Women are trained to build entrepreneurial and financing skills. They work closely with financial staff and employment managers to establish relations with potential employers. Each woman receives an individualized client plan that establishes her needs, tracks her progress and organizes her money.
Residents are expected to work and contribute to household maintenance. “This voluntary work is a symbolic contribution of rent,” UNODC spokesperson Jelena Bjelica said. “But no woman will be required to leave for failure to pay.”
Re-unifying families is vital for women, Esther Hyneman, board member of Women for Afghan Women (WAW) told me. “WAW makes every effort to reintegrate women with their families because life in Afghanistan for a woman is completely centered on family. It’s crucial for her.” The UNODC and WAW opened two transitional houses and operates Family Guidance Centers that protect the rights of women and children in main urban areas. Since 2007 these centers have helped more than eighteen hundred families in crises.
Threats to Reintegration and Empowerment
The Karzai government recently attempted to take control of shelters under the auspices of the Ministry of Women’s Affairs, claiming they were brothels and involved in drug rings.

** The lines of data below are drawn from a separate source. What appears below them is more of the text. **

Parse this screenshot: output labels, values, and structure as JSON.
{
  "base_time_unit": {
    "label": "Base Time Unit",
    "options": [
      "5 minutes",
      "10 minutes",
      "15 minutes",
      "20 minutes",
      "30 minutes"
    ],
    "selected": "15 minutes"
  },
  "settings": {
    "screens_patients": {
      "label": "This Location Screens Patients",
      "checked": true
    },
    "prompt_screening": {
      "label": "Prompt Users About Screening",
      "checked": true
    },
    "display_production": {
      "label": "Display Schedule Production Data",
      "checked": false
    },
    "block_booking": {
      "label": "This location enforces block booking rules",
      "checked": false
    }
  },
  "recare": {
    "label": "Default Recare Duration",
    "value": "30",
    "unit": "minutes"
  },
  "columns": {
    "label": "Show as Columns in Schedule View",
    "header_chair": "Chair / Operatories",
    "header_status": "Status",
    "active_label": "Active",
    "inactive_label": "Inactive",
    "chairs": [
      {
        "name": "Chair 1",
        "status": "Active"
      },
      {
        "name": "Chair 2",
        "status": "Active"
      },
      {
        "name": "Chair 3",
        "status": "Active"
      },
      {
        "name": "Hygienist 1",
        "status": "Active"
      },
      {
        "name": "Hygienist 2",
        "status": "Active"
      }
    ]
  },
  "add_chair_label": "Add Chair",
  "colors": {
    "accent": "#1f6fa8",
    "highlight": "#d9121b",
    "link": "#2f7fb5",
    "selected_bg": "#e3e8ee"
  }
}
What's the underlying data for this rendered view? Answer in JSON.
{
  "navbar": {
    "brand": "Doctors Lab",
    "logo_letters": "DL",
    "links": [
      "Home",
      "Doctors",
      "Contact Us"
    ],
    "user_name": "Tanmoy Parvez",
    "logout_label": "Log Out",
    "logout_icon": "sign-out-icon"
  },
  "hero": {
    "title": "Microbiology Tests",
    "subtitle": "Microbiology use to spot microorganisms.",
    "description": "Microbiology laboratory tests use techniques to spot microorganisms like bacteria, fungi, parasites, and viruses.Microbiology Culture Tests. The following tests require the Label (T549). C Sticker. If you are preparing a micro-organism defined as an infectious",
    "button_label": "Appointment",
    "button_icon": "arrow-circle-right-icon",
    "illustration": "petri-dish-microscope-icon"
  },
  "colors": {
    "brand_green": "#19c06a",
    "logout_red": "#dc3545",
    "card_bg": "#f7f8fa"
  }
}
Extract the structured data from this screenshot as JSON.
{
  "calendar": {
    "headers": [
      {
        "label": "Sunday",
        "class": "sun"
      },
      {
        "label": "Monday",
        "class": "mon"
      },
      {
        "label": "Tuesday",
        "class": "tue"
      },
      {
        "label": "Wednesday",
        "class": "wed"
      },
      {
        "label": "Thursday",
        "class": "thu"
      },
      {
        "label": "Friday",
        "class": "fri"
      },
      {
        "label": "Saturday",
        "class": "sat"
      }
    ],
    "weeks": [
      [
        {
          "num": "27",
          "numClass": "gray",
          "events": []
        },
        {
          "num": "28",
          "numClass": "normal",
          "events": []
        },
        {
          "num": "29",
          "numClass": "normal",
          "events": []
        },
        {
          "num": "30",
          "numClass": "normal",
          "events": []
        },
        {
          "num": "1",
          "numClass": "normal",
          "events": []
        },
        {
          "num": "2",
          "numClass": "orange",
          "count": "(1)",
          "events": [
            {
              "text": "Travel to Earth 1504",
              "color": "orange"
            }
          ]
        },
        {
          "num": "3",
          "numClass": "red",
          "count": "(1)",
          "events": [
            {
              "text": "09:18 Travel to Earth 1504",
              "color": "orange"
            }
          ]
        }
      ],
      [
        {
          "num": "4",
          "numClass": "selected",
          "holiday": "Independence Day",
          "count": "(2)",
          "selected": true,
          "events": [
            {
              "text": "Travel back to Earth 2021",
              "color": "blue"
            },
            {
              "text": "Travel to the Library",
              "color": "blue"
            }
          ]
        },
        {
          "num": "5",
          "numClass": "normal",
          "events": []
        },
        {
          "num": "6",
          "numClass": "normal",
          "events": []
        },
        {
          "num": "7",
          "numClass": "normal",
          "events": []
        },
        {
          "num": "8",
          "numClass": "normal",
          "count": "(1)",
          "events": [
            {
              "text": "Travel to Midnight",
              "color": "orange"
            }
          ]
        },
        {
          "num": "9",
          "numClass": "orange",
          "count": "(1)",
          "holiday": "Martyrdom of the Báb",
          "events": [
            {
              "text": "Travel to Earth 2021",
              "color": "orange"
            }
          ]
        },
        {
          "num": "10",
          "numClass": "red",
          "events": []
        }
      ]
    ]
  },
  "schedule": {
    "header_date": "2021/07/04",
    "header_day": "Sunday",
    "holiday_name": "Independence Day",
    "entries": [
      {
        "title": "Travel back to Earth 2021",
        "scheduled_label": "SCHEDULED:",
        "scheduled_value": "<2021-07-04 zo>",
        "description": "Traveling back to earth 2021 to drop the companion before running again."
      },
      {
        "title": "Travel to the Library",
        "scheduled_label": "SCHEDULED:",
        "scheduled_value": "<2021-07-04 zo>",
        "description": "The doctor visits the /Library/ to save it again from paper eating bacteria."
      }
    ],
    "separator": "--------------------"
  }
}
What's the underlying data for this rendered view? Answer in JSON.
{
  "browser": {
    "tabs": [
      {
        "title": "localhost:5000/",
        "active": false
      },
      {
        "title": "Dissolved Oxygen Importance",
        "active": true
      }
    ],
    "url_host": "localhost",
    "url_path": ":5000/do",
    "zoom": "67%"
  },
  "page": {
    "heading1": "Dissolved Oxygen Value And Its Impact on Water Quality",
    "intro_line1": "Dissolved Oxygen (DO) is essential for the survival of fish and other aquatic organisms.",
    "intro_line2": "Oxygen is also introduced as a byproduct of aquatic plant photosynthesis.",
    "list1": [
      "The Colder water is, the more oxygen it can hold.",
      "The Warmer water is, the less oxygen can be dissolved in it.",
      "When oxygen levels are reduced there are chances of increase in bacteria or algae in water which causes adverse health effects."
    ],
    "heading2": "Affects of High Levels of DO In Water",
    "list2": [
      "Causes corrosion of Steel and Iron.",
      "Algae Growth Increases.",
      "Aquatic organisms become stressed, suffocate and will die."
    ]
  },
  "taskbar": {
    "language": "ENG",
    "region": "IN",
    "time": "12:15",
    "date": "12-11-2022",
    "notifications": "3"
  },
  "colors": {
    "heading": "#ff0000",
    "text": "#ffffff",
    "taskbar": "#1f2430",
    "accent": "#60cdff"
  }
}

The government has drafted regulations that would limit access to shelters. Women would be subjected to an application process, including virginity testing and medical examinations. Women’s NGOs say that this process violates women’s privacy and will deter them from seeking help. Those allowed would be unable to leave grounds without permission.
The UNODC recognizes the government’s right to monitor its projects, and hopes that it will provide financial support for the houses. But women’s NGOs told me they fear that if shelters are government run, corruption will deter international donors. “Out of a dozen shelters, there may be one that is unaccountable with its financial business, but most are very accountable and work off shoestring budgets.” Oates says.
The main issue NGOs have with government control is a regulation requiring shelters to return women to whomever comes to take her. This is an outrage according to Esther Hyneman. “We have seen too many cases where other organizations have given women back and the woman ends up being murdered by her family. We will not send a woman to her death.”
Hyneman says that it is essential that Canada continue its state building and development role in Afghanistan. Without these services and international pressure, dangerous policies will continue to destabilize the region. “When there is instability and people do not feel safe or hopeful for their future, disillusionment and frustration are acted out on the backs of women.”
Signs of progress
Women’s organizations are optimistic about advances in gender equality, and shelters are seen as tangible evidence of improvement. “In a country which had no shelters for women ten years ago to having fourteen now is amazing progress,” Hyneman said.
Education, vocational skills and access to housing are important elements of reintegration, according to Oates, empowering women by giving them options. “Women must have a choice, and be able to say no. This can lead to increased social acceptance of women living independently, a structural change that Afghanistan desperately needs.”